Details
-
New Feature
-
Resolution: Duplicate
-
Minor
-
None
-
None
-
None
-
9223372036854775807
Description
In order to save some private informations of the file/object belonging to a
Lustre file, Lustre saves a series of extended attributes on inodes of lower
file system. All of the EAs are important for correct behavior of Lustre
functions and features. And some of the EAs are so critical that if these EAs
are lost or corrupted, all the data/metadata of the Lustre file is no longer
available. For example, if the "trusted.lov" EA has an incorrect value, the
data of the Lustre file might point to a non-exist object or even worse, to
another file's data.
Unfortunately, this situation could happen if a server or storage crashes on
Lustre. And what makes the situation worse is that it is sometimes hard to
determine which component is the root cause of the inconsistency when
recovering the system. For example, a "trusted.lov" EA pointing to non-exist
object could means 1) the value of the EA is corrupted, or 2) the object on OST
has been removed although it shouldn't have. And when this happens, the LFSCK
mechanism which supporses to fix the inconsistency of Lustre file system online
might need to fix the problem based on wrong values of EAs. This attempt
obviously won't help.
Because of these reasons, I am wondering whether a checksum/erasure code of the
Lustre EAs could be introduced to improve the situation. Following is the idea:
1) An checksum/erasure code of the Lustre EAs (e.g. trusted.lov + trusted.lma
+ ...) will be calculated and saved as a new EA (e.g. "trusted.mdt_checksum"

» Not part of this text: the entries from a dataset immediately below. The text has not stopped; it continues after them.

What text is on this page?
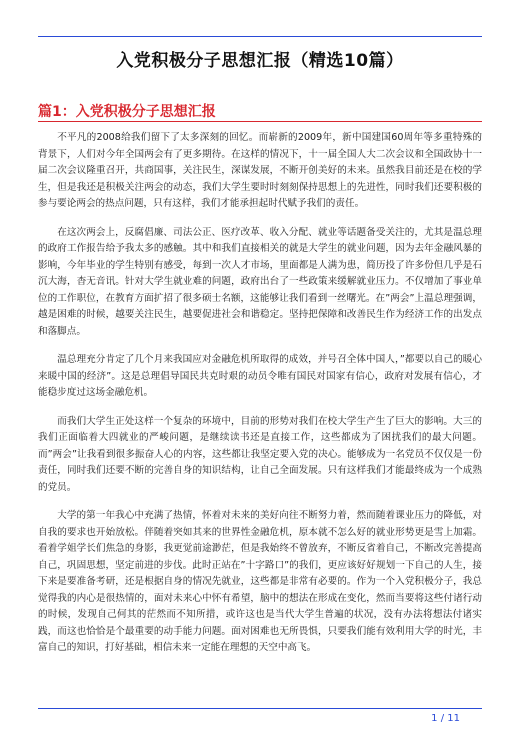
入党积极分子思想汇报（精选10篇）
篇1：入党积极分子思想汇报

不平凡的2008给我们留下了太多深刻的回忆。而崭新的2009年，新中国建国60周年等多重特殊的背景下，人们对今年全国两会有了更多期待。在这样的情况下，十一届全国人大二次会议和全国政协十一届二次会议隆重召开，共商国事，关注民生，深谋发展，不断开创美好的未来。虽然我目前还是在校的学生，但是我还是积极关注两会的动态，我们大学生要时时刻刻保持思想上的先进性，同时我们还要积极的参与要论两会的热点问题，只有这样，我们才能承担起时代赋予我们的责任。

在这次两会上，反腐倡廉、司法公正、医疗改革、收入分配、就业等话题备受关注的，尤其是温总理的政府工作报告给予我太多的感触。其中和我们直接相关的就是大学生的就业问题，因为去年金融风暴的影响，今年毕业的学生特别有感受，每到一次人才市场，里面都是人满为患，简历投了许多份但几乎是石沉大海，杳无音讯。针对大学生就业难的问题，政府出台了一些政策来缓解就业压力。不仅增加了事业单位的工作职位，在教育方面扩招了很多硕士名额，这能够让我们看到一丝曙光。在”两会”上温总理强调，越是困难的时候，越要关注民生，越要促进社会和谐稳定。坚持把保障和改善民生作为经济工作的出发点和落脚点。

温总理充分肯定了几个月来我国应对金融危机所取得的成效，并号召全体中国人，”都要以自己的暖心来暖中国的经济”。这是总理倡导国民共克时艰的动员令唯有国民对国家有信心，政府对发展有信心，才能稳步度过这场金融危机。

而我们大学生正处这样一个复杂的环境中，目前的形势对我们在校大学生产生了巨大的影响。大三的我们正面临着大四就业的严峻问题，是继续读书还是直接工作，这些都成为了困扰我们的最大问题。而”两会”让我看到很多振奋人心的内容，这些都让我坚定要入党的决心。能够成为一名党员不仅仅是一份责任，同时我们还要不断的完善自身的知识结构，让自己全面发展。只有这样我们才能最终成为一个成熟的党员。

大学的第一年我心中充满了热情，怀着对未来的美好向往不断努力着，然而随着课业压力的降低，对自我的要求也开始放松。伴随着突如其来的世界性金融危机，原本就不怎么好的就业形势更是雪上加霜。看着学姐学长们焦急的身影，我更觉前途渺茫，但是我始终不曾放弃，不断反省着自己，不断改完善提高自己，巩固思想，坚定前进的步伐。此时正站在”十字路口”的我们，更应该好好规划一下自己的人生，接下来是要准备考研，还是根据自身的情况先就业，这些都是非常有必要的。作为一个入党积极分子，我总觉得我的内心是很热情的，面对未来心中怀有希望，脑中的想法在形成在变化，然而当要将这些付诸行动的时候，发现自己何其的茫然而不知所措，或许这也是当代大学生普遍的状况，没有办法将想法付诸实践，而这也恰恰是个最重要的动手能力问题。面对困难也无所畏惧，只要我们能有效利用大学的时光，丰富自己的知识，打好基础，相信未来一定能在理想的天空中高飞。

1 / 11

and "trusted.ost_checksum") when the Lustre file is created. Since most of
(or all)the Lustre EAs will not be updated by normal file system operations on
the file, the EAs are almost immutable which means almost no performance
regression will be introduced (except maybe file creation).
2) When the OST/MDT objects of a Lustre file is accessed/repaired, the
checksum/erasure code could be used to check (and fix if using erasure code)
the EAs.
3) When the Lustre EAs are updated, the checksum/erasure code will be updated.
As said before, this won't happen frequently. And if some Lustre EAs change
too frequently (e.g. trusted.hsm when HSM is under heavy use), we could
exclude those EAs from the checksum. Thus, filter flags could be specified to
include only part of the Lustre EAs.
4) The checksum/erasure code of the MDT EA (i.e. "trusted.mdt_checksum") will
also be saved on OST objects that belongs to the same Lustre file. In this way,
LFSCK could use the checksum to check the consistency of the file between OSTs
and MDT. If checksum/erasure code of the MDT EA is inconsistent between MDT and
OSTs, the LFSCK needs to either smartly determine which one is broken or just
leave it along to manual decision. And ideally, this file should becomes
readonly to prevent any further corruption.
5) A series of ultilities should be provided for better recovering of the
Lustre files, including checksum/erasure code of EAs. Given the fact that
Lustre is so complex, and is still evolving rapidly, it is ideal but not
currently ture that LFSCK is able to fix all of the problems online without
any manual intervention. It is not a rare condition that the Lustre file
system needs to be recovered offline directly on lower file system (i.e.
ldiskfs/zfs). And the checksum/erasure code of EAs would make it harder to fix
a broken file offline since the changing values of the EAs needs to be
consistent with the checksum/erasure code. A lot of tools and scripts should
be provided for this purpose even if LFSCK is doing well, because, as have
been proven, userspace tools are much more flexible than online mechanism when
recovering data. Also, for online recover, LFSCK should provide interfaces
to administrators to make decisions manually on the recovering of the file
system.
We could use similar mechanism from lower file system, for example, the
metadata checksum of ext4. However, the Lustre level checksum of EAs still has
some advantages. First of all, the selected Lustre EAs are almost constant,
that means the performance regression is likely to be minimum. And also, this
implementation won't depend on any internal feature of the lower file system,
and thus it can be used on both ZFS and ldiskfs.